In the INTEREST OF E.O. and O.O., Minor Children, L.O., Mother, Appellant.

No. 22-1193

Decided: September 21, 2022

Considered by Bower, C.J., and Tabor and Ahlers, JJ. Kevin J. Huyser of Rensink, Pluim, Vogel & Huyser, Orange City, for appellant mother. Thomas J. Miller, Attorney General, and Mary A. Triick (until withdrawal) and Erin E. Mayfield, Assistant Attorneys General, for appellee State. Tisha Halverson of Klay Law Firm, Paullina, attorney and guardian ad litem for minor children. Deb De Jong, Orange City, attorney for minor child E.O.

A mother, Lisa, contends that the Iowa Department of Health and Human Services has not made reasonable efforts to return her fourteen-year-old son E.O. and her thirteen-year-old daughter O.O. to her care.1 She now sees those two children once a week for a supervised four-hour visit.2 Lisa asked for more frequent and longer visits with less supervision. Following a review hearing, the juvenile court rejected Lisa's reasonable-efforts challenge and left the details of visitation in the department's discretion. The court found that Lisa's interactions with E.O. and O.O. should remain supervised until Lisa addresses the physical abuse and neglect that led to their removal and adjudication as children in need of assistance (CINA).3 We agree and affirm the court's order.

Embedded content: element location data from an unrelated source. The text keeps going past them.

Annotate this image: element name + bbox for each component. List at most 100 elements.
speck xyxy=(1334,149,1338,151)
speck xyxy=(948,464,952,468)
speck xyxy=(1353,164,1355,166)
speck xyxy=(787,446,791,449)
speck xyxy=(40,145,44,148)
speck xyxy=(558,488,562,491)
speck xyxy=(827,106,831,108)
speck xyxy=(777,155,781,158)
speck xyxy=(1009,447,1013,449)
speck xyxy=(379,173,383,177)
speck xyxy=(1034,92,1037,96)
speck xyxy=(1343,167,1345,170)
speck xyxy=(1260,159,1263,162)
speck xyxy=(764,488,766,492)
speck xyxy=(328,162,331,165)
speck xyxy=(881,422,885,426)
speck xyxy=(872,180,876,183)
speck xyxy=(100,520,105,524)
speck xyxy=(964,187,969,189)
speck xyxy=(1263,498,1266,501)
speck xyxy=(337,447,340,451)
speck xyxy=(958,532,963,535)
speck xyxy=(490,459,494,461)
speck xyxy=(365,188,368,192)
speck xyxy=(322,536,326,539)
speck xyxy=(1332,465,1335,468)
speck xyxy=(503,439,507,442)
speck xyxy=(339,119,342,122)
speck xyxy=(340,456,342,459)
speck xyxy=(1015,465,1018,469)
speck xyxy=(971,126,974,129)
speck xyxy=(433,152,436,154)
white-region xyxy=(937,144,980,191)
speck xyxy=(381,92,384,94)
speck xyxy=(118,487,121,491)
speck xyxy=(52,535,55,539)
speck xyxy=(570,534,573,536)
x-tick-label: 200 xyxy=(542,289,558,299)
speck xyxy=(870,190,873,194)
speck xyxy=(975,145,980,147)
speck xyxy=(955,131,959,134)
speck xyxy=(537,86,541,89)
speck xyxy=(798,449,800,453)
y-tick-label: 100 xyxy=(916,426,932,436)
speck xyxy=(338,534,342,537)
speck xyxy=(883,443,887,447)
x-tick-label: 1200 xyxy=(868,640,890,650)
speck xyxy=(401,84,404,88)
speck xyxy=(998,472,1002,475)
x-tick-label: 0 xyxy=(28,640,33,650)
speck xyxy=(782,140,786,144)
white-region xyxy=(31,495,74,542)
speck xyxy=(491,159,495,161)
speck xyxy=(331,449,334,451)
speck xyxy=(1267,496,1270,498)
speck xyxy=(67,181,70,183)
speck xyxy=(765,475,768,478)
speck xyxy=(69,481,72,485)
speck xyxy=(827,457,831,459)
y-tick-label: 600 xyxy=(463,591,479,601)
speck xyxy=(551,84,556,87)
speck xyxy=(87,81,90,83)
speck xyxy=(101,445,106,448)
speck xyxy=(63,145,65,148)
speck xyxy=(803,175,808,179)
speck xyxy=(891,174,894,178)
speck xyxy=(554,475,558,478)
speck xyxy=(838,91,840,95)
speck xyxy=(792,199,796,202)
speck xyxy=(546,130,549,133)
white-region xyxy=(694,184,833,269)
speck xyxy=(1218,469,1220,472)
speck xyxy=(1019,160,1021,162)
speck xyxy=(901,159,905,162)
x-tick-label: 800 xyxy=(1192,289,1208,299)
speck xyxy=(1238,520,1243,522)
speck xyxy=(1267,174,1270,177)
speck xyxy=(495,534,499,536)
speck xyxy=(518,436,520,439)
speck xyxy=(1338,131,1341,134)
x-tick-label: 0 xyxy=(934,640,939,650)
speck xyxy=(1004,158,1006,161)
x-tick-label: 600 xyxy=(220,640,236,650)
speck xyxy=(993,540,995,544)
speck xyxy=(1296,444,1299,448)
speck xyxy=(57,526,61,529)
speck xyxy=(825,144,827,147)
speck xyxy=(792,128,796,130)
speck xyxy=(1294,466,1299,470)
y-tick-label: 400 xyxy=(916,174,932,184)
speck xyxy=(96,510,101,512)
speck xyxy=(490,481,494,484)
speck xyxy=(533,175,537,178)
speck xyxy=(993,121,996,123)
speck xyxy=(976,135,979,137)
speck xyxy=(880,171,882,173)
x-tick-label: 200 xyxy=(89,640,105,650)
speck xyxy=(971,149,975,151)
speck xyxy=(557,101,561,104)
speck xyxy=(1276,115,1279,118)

A CINA review order is subject to appellate review. In re A.H., 519 N.W.2d 425, 426 (Iowa Ct. App. 1994). Our review is de novo. In re J.R.H., 358 N.W.2d 311, 317 (Iowa 1984). “The welfare and best interests of the children are paramount.” Id.

E.O. and O.O. were removed from their home in August 2021 and adjudicated as CINA a month later. That removal and adjudication followed the department's investigation of Lisa's neglect and physical and emotional abuse of the children. The children reported Lisa beating them with a paddle and locking them in the basement without food or water. Once while isolated in the basement, S.O. recalled having an accident because she was too afraid to ask permission to use the bathroom; as punishment, Lisa forced the child to “lick up her own urine” in front of her siblings.

After removal, the children and Lisa all participated in individual mental-health counseling. The children's psychotherapist, Kristal Barglof, testified at the review hearing. Ms. Barglof described E.O. as “slow to open up” and needing to “reprocess trauma” that he experienced from witnessing the abuse of his sisters. According to the therapist, E.O. stopped making progress when he started having visits with his mother. E.O. also complained about his foster home being too structured and his foster parents not allowing him to play video games. By contrast, he was allowed more leeway with electronics during visits with Lisa. When asked about increased or unsupervised visitation, the therapist said her concern “would be just his ability to interact more with his mom versus being on his video games.” His sister, O.O., expressed a similar concern to the therapist, saying that she told E.O.: “[H]ey, you've got to get off of your video games, we're here to spend time with mom, you're not here to play video games.”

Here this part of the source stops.